I have the following data in a .txt file:
1|John Smith|123 Here Street|456-4567
2|Sue Jones|43 Rose Court Street|345-7867
3|Fan Yuhong|165 Happy Lane|345-4533
> (mapv vec testing)
=> [["1" "John Smith" "123 Here Street" "456-4567"]
["2" "Sue Jones" "43 Rose Court Street" "345-7867"]
["3" "Fan Yuhong" "165 Happy Lane" "345-4533"]]
I would do it slightly differently, so you first break it up into lines, then process each line. It also makes the regex simpler:
(ns tst.demo.core
(:require
[clojure.string :as str] ))
(def data
"1|John Smith|123 Here Street|456-4567
2|Sue Jones|43 Rose Court Street|345-7867
3|Fan Yuhong|165 Happy Lane|345-4533")
(let [lines (str/split-lines data)
line-vecs-1 (mapv #(str/split % #"\|" ) lines)

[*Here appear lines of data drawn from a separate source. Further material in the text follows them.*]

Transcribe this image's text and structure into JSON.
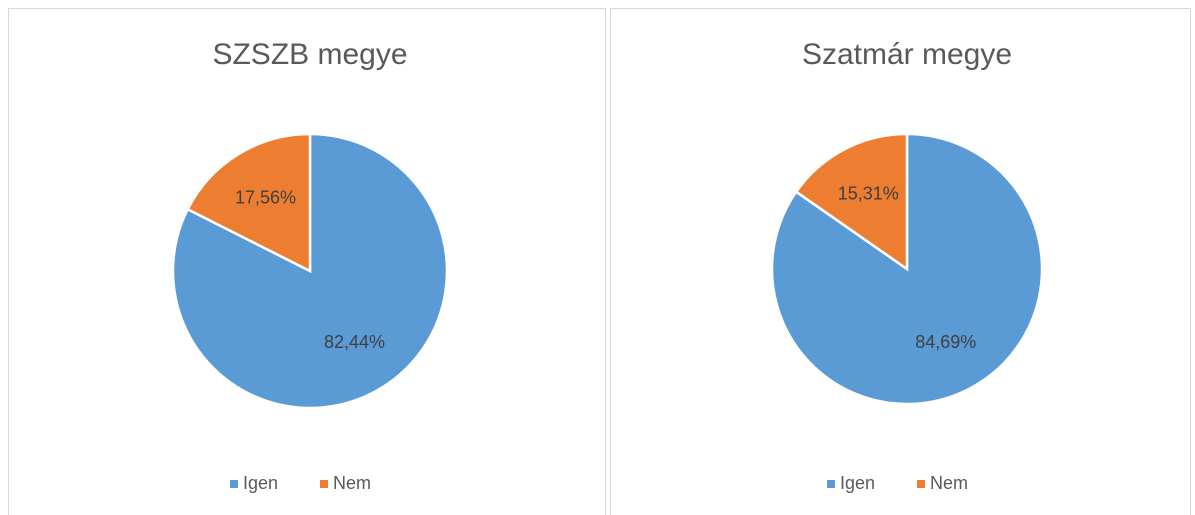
{
  "chart_data": [
    {
      "type": "pie",
      "title": "SZSZB megye",
      "categories": [
        "Igen",
        "Nem"
      ],
      "values": [
        82.44,
        17.56
      ],
      "value_labels": [
        "82,44%",
        "17,56%"
      ],
      "colors": [
        "#5b9bd5",
        "#ed7d31"
      ],
      "legend": "bottom"
    },
    {
      "type": "pie",
      "title": "Szatmár megye",
      "categories": [
        "Igen",
        "Nem"
      ],
      "values": [
        84.69,
        15.31
      ],
      "value_labels": [
        "84,69%",
        "15,31%"
      ],
      "colors": [
        "#5b9bd5",
        "#ed7d31"
      ],
      "legend": "bottom"
    }
  ]
}
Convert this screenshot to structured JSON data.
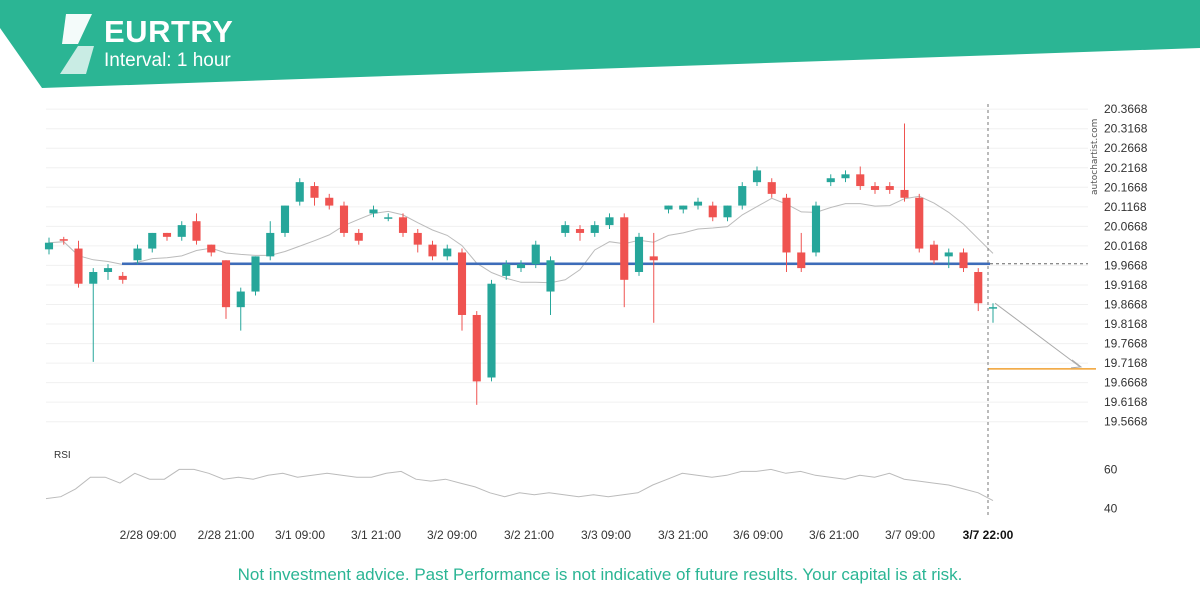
{
  "header": {
    "symbol": "EURTRY",
    "interval": "Interval: 1 hour",
    "brand_color": "#2bb594",
    "logo_icon": "autochartist-logo-icon"
  },
  "watermark": "autochartist.com",
  "footer": "Not investment advice. Past Performance is not indicative of future results. Your capital is at risk.",
  "chart_data": {
    "type": "candlestick",
    "title": "EURTRY",
    "subtitle": "Interval: 1 hour",
    "ylim": [
      19.52,
      20.38
    ],
    "y_ticks": [
      "20.3668",
      "20.3168",
      "20.2668",
      "20.2168",
      "20.1668",
      "20.1168",
      "20.0668",
      "20.0168",
      "19.9668",
      "19.9168",
      "19.8668",
      "19.8168",
      "19.7668",
      "19.7168",
      "19.6668",
      "19.6168",
      "19.5668"
    ],
    "x_ticks": [
      "2/28 09:00",
      "2/28 21:00",
      "3/1 09:00",
      "3/1 21:00",
      "3/2 09:00",
      "3/2 21:00",
      "3/3 09:00",
      "3/3 21:00",
      "3/6 09:00",
      "3/6 21:00",
      "3/7 09:00",
      "3/7 22:00"
    ],
    "highlight_tick": "3/7 22:00",
    "colors": {
      "up": "#26a69a",
      "down": "#ef5350",
      "moving_average": "#bbbbbb",
      "support": "#3d6cb9",
      "target": "#f0a030",
      "rsi": "#bbbbbb"
    },
    "support_level": 19.971,
    "target_level": 19.702,
    "grid": true,
    "candles_sampled": [
      {
        "o": 20.008,
        "h": 20.038,
        "l": 19.995,
        "c": 20.025
      },
      {
        "o": 20.034,
        "h": 20.04,
        "l": 20.02,
        "c": 20.03
      },
      {
        "o": 20.01,
        "h": 20.03,
        "l": 19.91,
        "c": 19.92
      },
      {
        "o": 19.92,
        "h": 19.96,
        "l": 19.72,
        "c": 19.95
      },
      {
        "o": 19.95,
        "h": 19.97,
        "l": 19.93,
        "c": 19.96
      },
      {
        "o": 19.94,
        "h": 19.95,
        "l": 19.92,
        "c": 19.93
      },
      {
        "o": 19.98,
        "h": 20.02,
        "l": 19.97,
        "c": 20.01
      },
      {
        "o": 20.01,
        "h": 20.05,
        "l": 20.0,
        "c": 20.05
      },
      {
        "o": 20.05,
        "h": 20.05,
        "l": 20.03,
        "c": 20.04
      },
      {
        "o": 20.04,
        "h": 20.08,
        "l": 20.03,
        "c": 20.07
      },
      {
        "o": 20.08,
        "h": 20.1,
        "l": 20.02,
        "c": 20.03
      },
      {
        "o": 20.02,
        "h": 20.02,
        "l": 19.99,
        "c": 20.0
      },
      {
        "o": 19.98,
        "h": 19.98,
        "l": 19.83,
        "c": 19.86
      },
      {
        "o": 19.86,
        "h": 19.91,
        "l": 19.8,
        "c": 19.9
      },
      {
        "o": 19.9,
        "h": 19.99,
        "l": 19.89,
        "c": 19.99
      },
      {
        "o": 19.99,
        "h": 20.08,
        "l": 19.98,
        "c": 20.05
      },
      {
        "o": 20.05,
        "h": 20.12,
        "l": 20.04,
        "c": 20.12
      },
      {
        "o": 20.13,
        "h": 20.19,
        "l": 20.12,
        "c": 20.18
      },
      {
        "o": 20.17,
        "h": 20.18,
        "l": 20.12,
        "c": 20.14
      },
      {
        "o": 20.14,
        "h": 20.15,
        "l": 20.11,
        "c": 20.12
      },
      {
        "o": 20.12,
        "h": 20.13,
        "l": 20.04,
        "c": 20.05
      },
      {
        "o": 20.05,
        "h": 20.06,
        "l": 20.02,
        "c": 20.03
      },
      {
        "o": 20.1,
        "h": 20.12,
        "l": 20.09,
        "c": 20.11
      },
      {
        "o": 20.09,
        "h": 20.1,
        "l": 20.08,
        "c": 20.09
      },
      {
        "o": 20.09,
        "h": 20.1,
        "l": 20.04,
        "c": 20.05
      },
      {
        "o": 20.05,
        "h": 20.06,
        "l": 20.0,
        "c": 20.02
      },
      {
        "o": 20.02,
        "h": 20.03,
        "l": 19.98,
        "c": 19.99
      },
      {
        "o": 19.99,
        "h": 20.02,
        "l": 19.98,
        "c": 20.01
      },
      {
        "o": 20.0,
        "h": 20.01,
        "l": 19.8,
        "c": 19.84
      },
      {
        "o": 19.84,
        "h": 19.85,
        "l": 19.61,
        "c": 19.67
      },
      {
        "o": 19.68,
        "h": 19.93,
        "l": 19.67,
        "c": 19.92
      },
      {
        "o": 19.94,
        "h": 19.98,
        "l": 19.93,
        "c": 19.97
      },
      {
        "o": 19.96,
        "h": 19.98,
        "l": 19.95,
        "c": 19.97
      },
      {
        "o": 19.97,
        "h": 20.03,
        "l": 19.96,
        "c": 20.02
      },
      {
        "o": 19.9,
        "h": 19.99,
        "l": 19.84,
        "c": 19.98
      },
      {
        "o": 20.05,
        "h": 20.08,
        "l": 20.04,
        "c": 20.07
      },
      {
        "o": 20.06,
        "h": 20.07,
        "l": 20.03,
        "c": 20.05
      },
      {
        "o": 20.05,
        "h": 20.08,
        "l": 20.04,
        "c": 20.07
      },
      {
        "o": 20.07,
        "h": 20.1,
        "l": 20.06,
        "c": 20.09
      },
      {
        "o": 20.09,
        "h": 20.1,
        "l": 19.86,
        "c": 19.93
      },
      {
        "o": 19.95,
        "h": 20.05,
        "l": 19.94,
        "c": 20.04
      },
      {
        "o": 19.99,
        "h": 20.05,
        "l": 19.82,
        "c": 19.98
      },
      {
        "o": 20.11,
        "h": 20.12,
        "l": 20.1,
        "c": 20.12
      },
      {
        "o": 20.11,
        "h": 20.12,
        "l": 20.1,
        "c": 20.12
      },
      {
        "o": 20.12,
        "h": 20.14,
        "l": 20.11,
        "c": 20.13
      },
      {
        "o": 20.12,
        "h": 20.13,
        "l": 20.08,
        "c": 20.09
      },
      {
        "o": 20.09,
        "h": 20.12,
        "l": 20.08,
        "c": 20.12
      },
      {
        "o": 20.12,
        "h": 20.18,
        "l": 20.11,
        "c": 20.17
      },
      {
        "o": 20.18,
        "h": 20.22,
        "l": 20.17,
        "c": 20.21
      },
      {
        "o": 20.18,
        "h": 20.19,
        "l": 20.14,
        "c": 20.15
      },
      {
        "o": 20.14,
        "h": 20.15,
        "l": 19.95,
        "c": 20.0
      },
      {
        "o": 20.0,
        "h": 20.05,
        "l": 19.95,
        "c": 19.96
      },
      {
        "o": 20.0,
        "h": 20.13,
        "l": 19.99,
        "c": 20.12
      },
      {
        "o": 20.18,
        "h": 20.2,
        "l": 20.17,
        "c": 20.19
      },
      {
        "o": 20.19,
        "h": 20.21,
        "l": 20.18,
        "c": 20.2
      },
      {
        "o": 20.2,
        "h": 20.22,
        "l": 20.16,
        "c": 20.17
      },
      {
        "o": 20.17,
        "h": 20.18,
        "l": 20.15,
        "c": 20.16
      },
      {
        "o": 20.17,
        "h": 20.18,
        "l": 20.15,
        "c": 20.16
      },
      {
        "o": 20.16,
        "h": 20.33,
        "l": 20.13,
        "c": 20.14
      },
      {
        "o": 20.14,
        "h": 20.15,
        "l": 20.0,
        "c": 20.01
      },
      {
        "o": 20.02,
        "h": 20.03,
        "l": 19.97,
        "c": 19.98
      },
      {
        "o": 19.99,
        "h": 20.01,
        "l": 19.96,
        "c": 20.0
      },
      {
        "o": 20.0,
        "h": 20.01,
        "l": 19.95,
        "c": 19.96
      },
      {
        "o": 19.95,
        "h": 19.96,
        "l": 19.85,
        "c": 19.87
      },
      {
        "o": 19.86,
        "h": 19.87,
        "l": 19.82,
        "c": 19.86
      }
    ],
    "rsi": {
      "label": "RSI",
      "ylim": [
        34,
        70
      ],
      "ticks": [
        60,
        40
      ],
      "values": [
        45,
        46,
        50,
        56,
        56,
        53,
        58,
        55,
        55,
        60,
        60,
        58,
        55,
        56,
        55,
        57,
        58,
        56,
        57,
        58,
        57,
        56,
        56,
        58,
        59,
        55,
        54,
        55,
        53,
        51,
        48,
        46,
        48,
        47,
        48,
        47,
        46,
        47,
        46,
        47,
        48,
        52,
        55,
        58,
        57,
        56,
        57,
        59,
        59,
        60,
        58,
        59,
        57,
        56,
        55,
        57,
        56,
        58,
        55,
        54,
        53,
        52,
        50,
        48,
        44
      ]
    }
  }
}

line-vecs-2 (mapv #(str/split % #"[|]") lines)]
...)
with result:
lines => ["1|John Smith|123 Here Street|456-4567"
"2|Sue Jones|43 Rose Court Street|345-7867"
"3|Fan Yuhong|165 Happy Lane|345-4533"]
line-vecs-1 =>
[["1" "John Smith" "123 Here Street" "456-4567"]
["2" "Sue Jones" "43 Rose Court Street" "345-7867"]
["3" "Fan Yuhong" "165 Happy Lane" "345-4533"]]
line-vecs-2 =>
[["1" "John Smith" "123 Here Street" "456-4567"]
["2" "Sue Jones" "43 Rose Court Street" "345-7867"]
["3" "Fan Yuhong" "165 Happy Lane" "345-4533"]]
Note that there are 2 ways of doing the regex. line-vecs-1
shows a regex where the pipe character is escaped in the string. Since regex varies on different platform (e.g. on Java one would need "\|"), line-vecs-2
uses a regex class of a single character (the pipe), which sidesteps the need for escaping the pipe.